I took some pictures of my 1100, which may illustrate some things a little better.
On the magazine, pistons and cylinders, I use BreakFree CLP and I shoot the gun wet, meaning, sprayed on and not wiped off. Let that stuff soak into the metal. It keeps powder residue in suspension and will simply not bake onto metal. Here's the mag tube after shooting probably 125 rounds.
and here are those same parts with a single wipe with a cloth. No scrubbing or steel wool, just a cloth.
Here's the inside of the barrel extension. You can see where the locking lug has been riding hard, removing the bluing and actually dimpling the metal. I put a thin layer of grease on this area. (This is a 20 ga. Magnum gun, btw). You can also see that some bluing is missing from the flat part on the bottom of the barrel. That's where the forearm support rests, and a little dab of grease goes there as well.
This is the top of the barrel extension; a little grease here as well as a cushion against vibration.
This is the trigger group, and all it's assorted parts. The topmost piece of black metal (looks like the blade of a hockey stick) will show wear at that very top-most tip. Dab o grease.
You can also see on what is the right side of the lifter, is a large 'ear' that sticks up, near the front of the lifter. That is also another wear point.
Here's the front of the receiver where the foreend support (little wing-shaped little thingie, that sits across the action bars). You can see where the support has bitten into the receiver to make those elongated-"C" marks dimpled into the steel.
This is the action bar assembly, where the bolt rides. Every shiny spot there is from friction. Either very light layer of grease or oil.
This is the inside of the receiver, specifically where the barrel extension seats against a milled edge. That's another area that needs a little grease as it seems to take a pounding.
Even this little handle shows signs of friction wear.
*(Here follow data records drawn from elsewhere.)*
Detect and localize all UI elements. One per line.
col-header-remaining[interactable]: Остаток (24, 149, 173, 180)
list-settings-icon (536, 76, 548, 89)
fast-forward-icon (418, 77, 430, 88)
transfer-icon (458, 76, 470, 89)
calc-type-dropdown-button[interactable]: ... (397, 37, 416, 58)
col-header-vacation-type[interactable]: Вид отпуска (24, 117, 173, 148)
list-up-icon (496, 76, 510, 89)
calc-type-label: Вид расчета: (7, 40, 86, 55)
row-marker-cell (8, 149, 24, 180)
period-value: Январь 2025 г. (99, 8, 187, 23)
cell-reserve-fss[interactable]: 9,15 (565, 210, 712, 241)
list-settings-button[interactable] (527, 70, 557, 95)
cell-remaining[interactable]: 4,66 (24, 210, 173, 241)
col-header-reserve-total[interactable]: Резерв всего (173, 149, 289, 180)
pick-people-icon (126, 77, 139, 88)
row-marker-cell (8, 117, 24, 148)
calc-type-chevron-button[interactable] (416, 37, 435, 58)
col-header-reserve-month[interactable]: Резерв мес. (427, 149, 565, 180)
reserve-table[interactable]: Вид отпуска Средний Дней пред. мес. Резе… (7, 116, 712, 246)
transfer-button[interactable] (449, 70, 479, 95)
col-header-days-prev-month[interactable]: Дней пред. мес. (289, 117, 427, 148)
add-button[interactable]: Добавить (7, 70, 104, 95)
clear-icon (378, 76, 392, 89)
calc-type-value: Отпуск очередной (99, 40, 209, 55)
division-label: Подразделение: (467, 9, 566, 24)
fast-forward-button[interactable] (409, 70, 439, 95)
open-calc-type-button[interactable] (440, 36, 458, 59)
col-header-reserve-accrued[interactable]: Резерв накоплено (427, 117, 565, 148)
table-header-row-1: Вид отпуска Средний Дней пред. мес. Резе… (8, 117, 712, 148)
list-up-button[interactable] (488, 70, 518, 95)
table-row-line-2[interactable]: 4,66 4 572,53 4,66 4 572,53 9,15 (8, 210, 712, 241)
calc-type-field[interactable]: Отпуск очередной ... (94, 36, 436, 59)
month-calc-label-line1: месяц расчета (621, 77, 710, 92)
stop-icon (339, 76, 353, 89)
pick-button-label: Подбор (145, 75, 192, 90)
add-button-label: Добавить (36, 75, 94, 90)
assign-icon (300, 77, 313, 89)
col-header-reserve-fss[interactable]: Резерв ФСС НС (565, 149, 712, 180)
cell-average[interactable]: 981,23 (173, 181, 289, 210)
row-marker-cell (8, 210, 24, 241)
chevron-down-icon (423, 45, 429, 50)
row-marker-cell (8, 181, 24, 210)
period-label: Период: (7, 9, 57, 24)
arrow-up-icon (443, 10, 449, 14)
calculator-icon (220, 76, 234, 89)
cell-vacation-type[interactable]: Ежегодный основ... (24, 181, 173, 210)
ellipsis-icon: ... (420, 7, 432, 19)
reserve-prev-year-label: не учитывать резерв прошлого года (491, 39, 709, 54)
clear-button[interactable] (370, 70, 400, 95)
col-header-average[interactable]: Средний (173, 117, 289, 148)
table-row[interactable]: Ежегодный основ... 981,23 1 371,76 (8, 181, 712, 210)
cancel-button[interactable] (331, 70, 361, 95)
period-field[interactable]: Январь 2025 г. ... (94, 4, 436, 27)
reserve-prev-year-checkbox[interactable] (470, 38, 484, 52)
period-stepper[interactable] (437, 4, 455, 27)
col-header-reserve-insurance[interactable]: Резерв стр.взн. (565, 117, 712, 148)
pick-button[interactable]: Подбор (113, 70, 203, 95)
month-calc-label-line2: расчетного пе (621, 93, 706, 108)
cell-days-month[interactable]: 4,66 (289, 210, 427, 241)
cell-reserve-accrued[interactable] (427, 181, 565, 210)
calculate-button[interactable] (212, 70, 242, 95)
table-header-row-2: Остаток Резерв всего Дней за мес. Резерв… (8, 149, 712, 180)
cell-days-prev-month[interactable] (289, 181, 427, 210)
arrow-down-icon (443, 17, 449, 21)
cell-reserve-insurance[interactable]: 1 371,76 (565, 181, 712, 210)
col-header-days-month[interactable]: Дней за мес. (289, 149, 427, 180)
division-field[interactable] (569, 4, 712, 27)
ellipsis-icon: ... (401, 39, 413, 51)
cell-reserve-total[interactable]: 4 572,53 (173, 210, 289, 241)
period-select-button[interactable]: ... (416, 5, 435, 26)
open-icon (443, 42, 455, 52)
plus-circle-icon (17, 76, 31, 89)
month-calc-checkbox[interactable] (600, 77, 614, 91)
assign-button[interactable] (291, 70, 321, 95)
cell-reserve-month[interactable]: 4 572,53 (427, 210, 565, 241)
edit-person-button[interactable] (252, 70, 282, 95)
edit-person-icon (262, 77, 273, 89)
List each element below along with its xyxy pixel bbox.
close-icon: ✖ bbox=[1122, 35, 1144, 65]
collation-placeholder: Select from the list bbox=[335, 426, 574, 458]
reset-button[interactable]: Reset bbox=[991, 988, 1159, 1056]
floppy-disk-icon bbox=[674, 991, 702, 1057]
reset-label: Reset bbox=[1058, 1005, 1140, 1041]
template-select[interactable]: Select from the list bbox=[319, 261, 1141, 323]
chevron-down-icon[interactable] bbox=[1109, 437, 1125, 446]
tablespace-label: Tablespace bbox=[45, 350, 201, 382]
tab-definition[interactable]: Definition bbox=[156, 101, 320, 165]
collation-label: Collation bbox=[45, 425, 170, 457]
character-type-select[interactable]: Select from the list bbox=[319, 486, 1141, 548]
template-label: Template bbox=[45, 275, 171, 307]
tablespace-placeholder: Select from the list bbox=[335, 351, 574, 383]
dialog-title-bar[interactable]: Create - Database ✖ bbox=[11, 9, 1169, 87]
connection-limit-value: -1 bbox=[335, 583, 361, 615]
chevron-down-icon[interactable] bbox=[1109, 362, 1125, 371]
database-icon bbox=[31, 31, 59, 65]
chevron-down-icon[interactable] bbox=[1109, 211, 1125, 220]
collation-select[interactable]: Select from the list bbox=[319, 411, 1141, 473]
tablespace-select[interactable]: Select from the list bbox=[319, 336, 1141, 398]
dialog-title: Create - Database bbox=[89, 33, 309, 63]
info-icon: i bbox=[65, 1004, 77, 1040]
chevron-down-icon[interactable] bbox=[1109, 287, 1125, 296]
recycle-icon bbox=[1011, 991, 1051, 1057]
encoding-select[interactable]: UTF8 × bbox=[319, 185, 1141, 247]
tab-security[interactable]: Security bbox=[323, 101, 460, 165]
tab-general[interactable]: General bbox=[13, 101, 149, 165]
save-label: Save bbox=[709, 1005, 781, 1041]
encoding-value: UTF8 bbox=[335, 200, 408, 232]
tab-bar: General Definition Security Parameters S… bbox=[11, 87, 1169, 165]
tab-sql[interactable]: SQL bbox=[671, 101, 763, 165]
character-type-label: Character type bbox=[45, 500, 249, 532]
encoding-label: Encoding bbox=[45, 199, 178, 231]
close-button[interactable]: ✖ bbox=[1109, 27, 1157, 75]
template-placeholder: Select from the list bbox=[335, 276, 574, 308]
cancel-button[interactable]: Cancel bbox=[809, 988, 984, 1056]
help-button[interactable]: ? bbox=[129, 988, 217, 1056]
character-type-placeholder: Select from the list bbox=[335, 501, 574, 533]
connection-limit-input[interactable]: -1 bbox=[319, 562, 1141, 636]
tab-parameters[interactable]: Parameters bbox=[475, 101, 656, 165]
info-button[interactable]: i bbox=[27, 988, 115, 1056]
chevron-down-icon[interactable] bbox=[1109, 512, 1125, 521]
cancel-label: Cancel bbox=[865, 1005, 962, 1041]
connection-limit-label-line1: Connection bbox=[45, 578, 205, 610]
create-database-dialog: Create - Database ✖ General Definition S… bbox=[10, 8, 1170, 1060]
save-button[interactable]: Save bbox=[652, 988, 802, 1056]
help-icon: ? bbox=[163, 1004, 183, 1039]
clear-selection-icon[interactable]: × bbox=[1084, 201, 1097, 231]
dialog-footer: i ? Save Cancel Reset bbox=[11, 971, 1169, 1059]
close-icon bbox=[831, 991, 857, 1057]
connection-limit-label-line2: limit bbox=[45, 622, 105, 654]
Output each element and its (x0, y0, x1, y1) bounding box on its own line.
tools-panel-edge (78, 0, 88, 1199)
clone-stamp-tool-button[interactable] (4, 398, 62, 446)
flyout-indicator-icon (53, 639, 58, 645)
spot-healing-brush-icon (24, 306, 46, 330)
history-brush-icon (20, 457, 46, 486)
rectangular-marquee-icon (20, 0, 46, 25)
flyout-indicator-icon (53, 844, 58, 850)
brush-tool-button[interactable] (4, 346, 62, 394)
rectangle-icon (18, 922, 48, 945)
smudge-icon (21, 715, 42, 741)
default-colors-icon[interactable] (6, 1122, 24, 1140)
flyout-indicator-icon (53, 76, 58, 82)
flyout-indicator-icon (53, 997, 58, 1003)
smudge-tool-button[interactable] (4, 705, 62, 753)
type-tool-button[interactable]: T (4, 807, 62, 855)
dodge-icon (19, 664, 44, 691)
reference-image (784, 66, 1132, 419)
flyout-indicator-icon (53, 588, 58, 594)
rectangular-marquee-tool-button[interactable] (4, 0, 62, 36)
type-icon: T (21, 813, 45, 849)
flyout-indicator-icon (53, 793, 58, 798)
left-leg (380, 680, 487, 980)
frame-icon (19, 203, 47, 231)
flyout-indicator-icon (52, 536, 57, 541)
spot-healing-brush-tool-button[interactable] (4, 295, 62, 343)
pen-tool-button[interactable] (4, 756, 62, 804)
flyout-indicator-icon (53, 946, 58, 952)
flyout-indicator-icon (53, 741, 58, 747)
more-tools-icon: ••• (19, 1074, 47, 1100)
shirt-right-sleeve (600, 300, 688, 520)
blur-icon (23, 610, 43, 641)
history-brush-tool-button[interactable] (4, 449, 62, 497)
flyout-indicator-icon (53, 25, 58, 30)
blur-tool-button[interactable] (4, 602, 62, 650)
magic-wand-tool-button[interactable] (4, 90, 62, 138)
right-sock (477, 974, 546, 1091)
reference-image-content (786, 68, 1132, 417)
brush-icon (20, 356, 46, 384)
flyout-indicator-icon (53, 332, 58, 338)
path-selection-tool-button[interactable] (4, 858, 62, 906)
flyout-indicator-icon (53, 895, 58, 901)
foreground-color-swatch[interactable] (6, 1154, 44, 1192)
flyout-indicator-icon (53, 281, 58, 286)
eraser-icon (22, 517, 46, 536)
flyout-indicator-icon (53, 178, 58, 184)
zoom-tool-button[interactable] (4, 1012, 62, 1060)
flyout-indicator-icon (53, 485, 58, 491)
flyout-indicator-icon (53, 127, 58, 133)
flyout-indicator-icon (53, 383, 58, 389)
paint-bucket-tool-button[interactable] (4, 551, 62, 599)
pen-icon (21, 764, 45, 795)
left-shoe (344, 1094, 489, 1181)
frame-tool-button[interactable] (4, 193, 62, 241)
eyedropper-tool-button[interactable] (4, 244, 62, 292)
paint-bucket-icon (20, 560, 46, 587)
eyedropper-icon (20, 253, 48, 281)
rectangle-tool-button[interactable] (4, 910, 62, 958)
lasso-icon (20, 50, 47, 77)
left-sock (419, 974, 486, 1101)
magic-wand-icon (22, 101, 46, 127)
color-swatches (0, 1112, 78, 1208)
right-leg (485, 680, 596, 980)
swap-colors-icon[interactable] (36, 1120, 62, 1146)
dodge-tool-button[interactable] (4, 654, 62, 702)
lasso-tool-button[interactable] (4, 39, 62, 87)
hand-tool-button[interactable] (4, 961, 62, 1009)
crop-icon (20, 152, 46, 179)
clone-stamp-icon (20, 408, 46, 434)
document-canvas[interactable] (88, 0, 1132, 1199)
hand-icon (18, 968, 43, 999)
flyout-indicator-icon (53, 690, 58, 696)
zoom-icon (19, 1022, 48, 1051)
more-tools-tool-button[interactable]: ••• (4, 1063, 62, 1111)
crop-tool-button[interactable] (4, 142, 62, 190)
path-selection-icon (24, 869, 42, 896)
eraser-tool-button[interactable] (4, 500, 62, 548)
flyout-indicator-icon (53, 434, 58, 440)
Lightly grease up both edges and pop it back in.
Now here's the bolt. Again, it has been sprayed with BF CLP and simply wiped off with a cloth. Almost looks factory new after about 10 seconds of wiping.
And that's it. The rest of the insides I use a very light oil along the action bars where they ride inside the receiver, and CLP on the trigger group parts. The trigger group, when it really gets filthy, I just use hot soapy water and a toothbrush, dry it with compressed air and then a little CLP. The trigger group doesn't get carbon baked into it, just powder residue (and vegetation, dirt from hunting) so it usually cleans up pretty easily.
I hope this helps. If you have an 1100/11-87, take a look at your gun for these signs of wear and see if you can't slow down the damage process somewhat.